Recapitulando, a violência gráfica, quando aparece, convence pela artificialidade e criatividade para algumas mortes, inclusive, duas mortes no ato final, que nos lembram que estamos assistindo um terror para maiores. Contudo, nos questionamos se estamos mesmo vendo um projeto de classificação +18 pelas possibilidades que poderiam ser maiores mostradas. Staerck entrega uma boa dualidade entre a bondade e a insanidade da Cinderela, mas o filme perde mais tempo tentando nos convencer da ingenuidade da moça do que de sua capacidade ser uma assassina, sabotando e até subestimando a atriz. Sua capacidade de matar as pessoas ao redor acontece quando a própria Fada Madrinha a dá uma máscara que tem o poder de aumentar os estímulos do portador, uma boa referência ao slasher, que acaba sendo homenageando ao decorrer da obra pelas suas mortes, subvertendo os originais vilões da história à mocinhos em perigo.

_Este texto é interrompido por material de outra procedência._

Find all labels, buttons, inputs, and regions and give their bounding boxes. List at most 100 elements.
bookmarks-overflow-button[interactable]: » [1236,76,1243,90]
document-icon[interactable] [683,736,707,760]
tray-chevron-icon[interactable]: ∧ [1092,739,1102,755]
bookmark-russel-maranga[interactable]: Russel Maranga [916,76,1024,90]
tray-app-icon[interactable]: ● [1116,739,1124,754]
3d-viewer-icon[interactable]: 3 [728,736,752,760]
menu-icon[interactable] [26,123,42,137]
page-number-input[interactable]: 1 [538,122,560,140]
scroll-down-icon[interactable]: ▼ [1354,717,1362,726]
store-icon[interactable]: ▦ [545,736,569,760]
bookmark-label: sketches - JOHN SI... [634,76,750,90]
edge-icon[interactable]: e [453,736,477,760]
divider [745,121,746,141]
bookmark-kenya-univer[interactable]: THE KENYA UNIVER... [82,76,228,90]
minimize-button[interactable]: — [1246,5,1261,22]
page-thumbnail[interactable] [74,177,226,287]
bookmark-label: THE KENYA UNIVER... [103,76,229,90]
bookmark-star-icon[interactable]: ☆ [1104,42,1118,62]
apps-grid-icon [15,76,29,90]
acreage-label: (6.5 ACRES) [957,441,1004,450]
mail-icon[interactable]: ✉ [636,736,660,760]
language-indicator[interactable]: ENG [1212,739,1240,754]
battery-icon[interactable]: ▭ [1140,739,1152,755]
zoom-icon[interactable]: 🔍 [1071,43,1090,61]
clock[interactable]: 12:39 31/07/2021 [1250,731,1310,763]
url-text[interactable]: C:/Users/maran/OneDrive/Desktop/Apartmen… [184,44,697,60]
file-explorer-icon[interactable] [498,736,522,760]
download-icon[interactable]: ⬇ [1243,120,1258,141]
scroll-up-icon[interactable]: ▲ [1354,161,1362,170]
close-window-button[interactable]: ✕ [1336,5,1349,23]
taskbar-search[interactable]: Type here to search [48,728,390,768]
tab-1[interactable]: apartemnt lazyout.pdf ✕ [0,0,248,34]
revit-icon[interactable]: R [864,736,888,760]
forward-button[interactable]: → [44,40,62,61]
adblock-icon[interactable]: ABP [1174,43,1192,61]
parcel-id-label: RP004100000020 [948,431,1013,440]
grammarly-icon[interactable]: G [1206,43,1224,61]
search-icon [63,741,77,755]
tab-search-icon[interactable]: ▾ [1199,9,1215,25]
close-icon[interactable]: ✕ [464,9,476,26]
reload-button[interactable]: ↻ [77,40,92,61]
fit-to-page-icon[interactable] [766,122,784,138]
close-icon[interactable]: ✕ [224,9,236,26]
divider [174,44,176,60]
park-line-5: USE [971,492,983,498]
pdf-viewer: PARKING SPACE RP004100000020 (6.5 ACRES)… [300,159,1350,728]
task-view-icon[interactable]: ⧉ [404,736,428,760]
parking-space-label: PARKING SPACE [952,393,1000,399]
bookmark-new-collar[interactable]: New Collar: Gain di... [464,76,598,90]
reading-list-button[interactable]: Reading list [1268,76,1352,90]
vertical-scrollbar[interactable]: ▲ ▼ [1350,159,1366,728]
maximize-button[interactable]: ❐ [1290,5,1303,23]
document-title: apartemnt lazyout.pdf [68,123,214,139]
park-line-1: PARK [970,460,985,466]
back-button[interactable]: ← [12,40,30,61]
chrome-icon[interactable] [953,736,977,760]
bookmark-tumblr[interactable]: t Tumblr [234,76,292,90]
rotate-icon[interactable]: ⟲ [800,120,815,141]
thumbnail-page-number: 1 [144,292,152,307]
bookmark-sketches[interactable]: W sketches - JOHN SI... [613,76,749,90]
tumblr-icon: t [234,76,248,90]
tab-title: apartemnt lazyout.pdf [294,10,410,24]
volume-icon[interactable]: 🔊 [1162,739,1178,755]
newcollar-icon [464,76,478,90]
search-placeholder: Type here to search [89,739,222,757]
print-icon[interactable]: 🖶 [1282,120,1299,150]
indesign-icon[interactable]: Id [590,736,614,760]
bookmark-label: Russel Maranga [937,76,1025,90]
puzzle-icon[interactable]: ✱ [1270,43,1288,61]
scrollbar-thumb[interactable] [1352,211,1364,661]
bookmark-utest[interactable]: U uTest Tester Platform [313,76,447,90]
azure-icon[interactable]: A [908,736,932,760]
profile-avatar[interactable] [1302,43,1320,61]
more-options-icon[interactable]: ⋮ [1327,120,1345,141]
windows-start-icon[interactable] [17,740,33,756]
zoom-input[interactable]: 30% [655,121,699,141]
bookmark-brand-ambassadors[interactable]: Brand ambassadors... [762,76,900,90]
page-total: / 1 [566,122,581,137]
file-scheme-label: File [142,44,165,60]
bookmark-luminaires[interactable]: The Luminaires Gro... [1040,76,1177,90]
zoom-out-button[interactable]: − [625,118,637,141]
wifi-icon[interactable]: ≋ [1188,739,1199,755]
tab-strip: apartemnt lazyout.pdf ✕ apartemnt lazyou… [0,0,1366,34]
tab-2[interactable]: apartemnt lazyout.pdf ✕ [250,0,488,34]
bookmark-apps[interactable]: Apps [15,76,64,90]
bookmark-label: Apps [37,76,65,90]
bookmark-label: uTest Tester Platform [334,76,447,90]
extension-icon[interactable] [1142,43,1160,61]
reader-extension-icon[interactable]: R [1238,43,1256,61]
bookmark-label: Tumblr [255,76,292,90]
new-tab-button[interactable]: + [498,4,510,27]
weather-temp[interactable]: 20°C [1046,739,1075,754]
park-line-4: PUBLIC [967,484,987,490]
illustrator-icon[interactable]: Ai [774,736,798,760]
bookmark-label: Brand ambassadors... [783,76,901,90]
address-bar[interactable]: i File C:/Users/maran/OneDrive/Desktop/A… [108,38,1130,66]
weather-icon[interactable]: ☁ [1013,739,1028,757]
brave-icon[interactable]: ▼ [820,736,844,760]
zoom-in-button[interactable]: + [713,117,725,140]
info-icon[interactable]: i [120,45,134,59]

Novamente, a suspensão da descrença mescla uma história que combina elementos de época, mas também uma metalinguagem com o atual, fazendo a protagonista chegar ao baile de carro, ou falas sobre jeans, etc., tentando aproximar o design de produção que não é tão eficiente. Essa parte consegue construir uma estética que poderia ser melhor explorada caso combinasse com as piadas bobas e as cenas violentas do filme, aproximando-as numa linguagem que pudesse ir do exagero ao absurdo para quem assiste. Todavia, ele ainda se força a ser um drama que repete, porém com menos personalidade, a clássica história da menina que é refém da madrasta e irmãs, só que de uma maneira menos conexa e sentimental pela sua montagem apressada.
Sendo assim, longe de uma lógica de grandes estúdios, A Vingança de Cinderela ainda continua engessado e artificial para sua proposta de desobediência de um conto clássico. A artificialidade pode ser encarada em diversos elementos no cinema, geralmente ligada ao empobrecimento do filme (até pela falta de recursos se pensarmos em pequenas produtoras), mas, nesse caso, limitando-se pelo próprio orçamento e também pela criatividade ao inovar. Apresentando uma versão da gata borralheira que decide assumir um espírito de revanche, ao mesmo tempo que flerta com o slasher barato, carregada de piadas estúpidas ditas por uma figura mágica que deveria demonstrar serenidade e paixão, temos uma artificialidade criativa e interessante. Ainda teríamos problemas de continuidade e ritmo para o filme? Com certeza, mas certamente esses elementos teriam muito mais espaço para brilhar em um pequeno tempo onde que o espectador é convidado a assistir a esse terror barato, que acaba se sabotando ao se levar a sério demais.
A Vingança de Cinderela estreia 05 de Setembro nos cinemas.